HORuS team, from IAC, as well as GRANTECAN personnel are working hard together to get this part of HORuS ready to start the commissioning the next night.


February 2015
Subject: Kick-off for the HORuS instrument
On February 12 the kick-off meeting for the HORuS instrument was held, marking the start of the design and construction of a new visitor instrument for the GTC.

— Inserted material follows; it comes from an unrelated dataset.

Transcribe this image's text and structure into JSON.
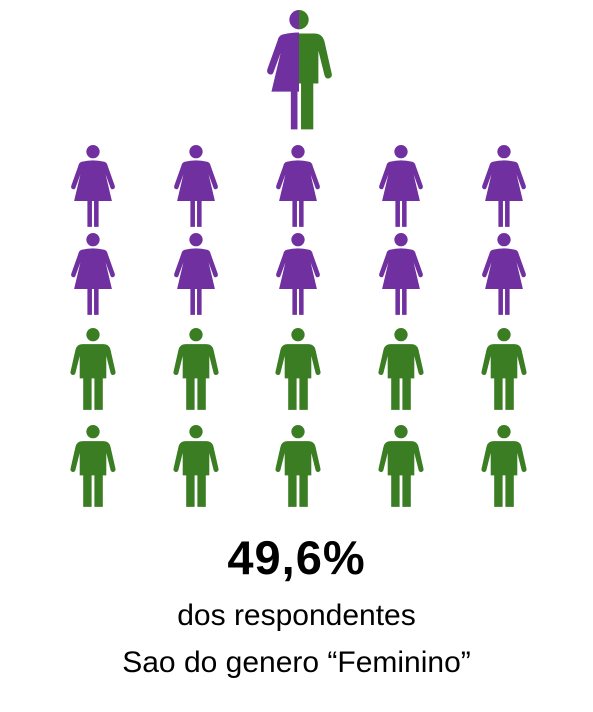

HORuS was not built from scratch. Most of the components of the instrument have been at the Roque de los Muchachos Observatory, in La Palma, for 30 years, formerly integrated as the Utrecht Echelle Spectrograph (UES). UES operated on the 4.2 m William Herschel Telescope between 1991 and 2002 and, after decommissioning, the Isaac Newton Group donated the instrument to the Instituto de Astrofísica de Canarias, where it was upgraded with a new CCD and a fresh set of cross-dispersion prisms. The addition of a folding mirror reduced the original footprint substantially, allowing it to fit in the Nasmyth-B platform of the GTC, shared with OSIRIS. An optical fibre link with microlenses on both ends couples HORuS to the GTC.
The HORuS fibre link consists of an arrangement of 3 × 3 circular fibres giving a field-of-view of 2.1'' × 2.1''. The right-hand panel of Fig. 1 corresponds to an observation of the sky at twilight, showing how the solar spectrum is repeated in the nine fibres for each spectral order. The fibre array has too few fibres for meaningful spatially resolved observations, but it gives the instrument the ability to remain effective under mediocre seeing conditions. This is being exploited by multiple ‘filler’ programs on the queue-scheduled GTC that take advantage of observing conditions that cannot be used by other instruments.
Recycling most of the optical components brought about significant savings — the cost of building HORuS was about ten times lower than the price tag for similar instruments. It also reduced the human effort and construction time. The instrument was modified to become simpler, eliminating moving parts and adopting a commercial closed-circuit gas cooling system for the detector, making it essentially maintenance-free. The software packages for data acquisition and data reduction were created in-house, with simplicity as the main driver. The observing graphical interface has a calibration tab that allows the performance of full calibration (flat, bias, and wavelength calibration exposures) or wavelength-calibration-only sequences at the push of a button, illuminating the science fibres with calibration lamps.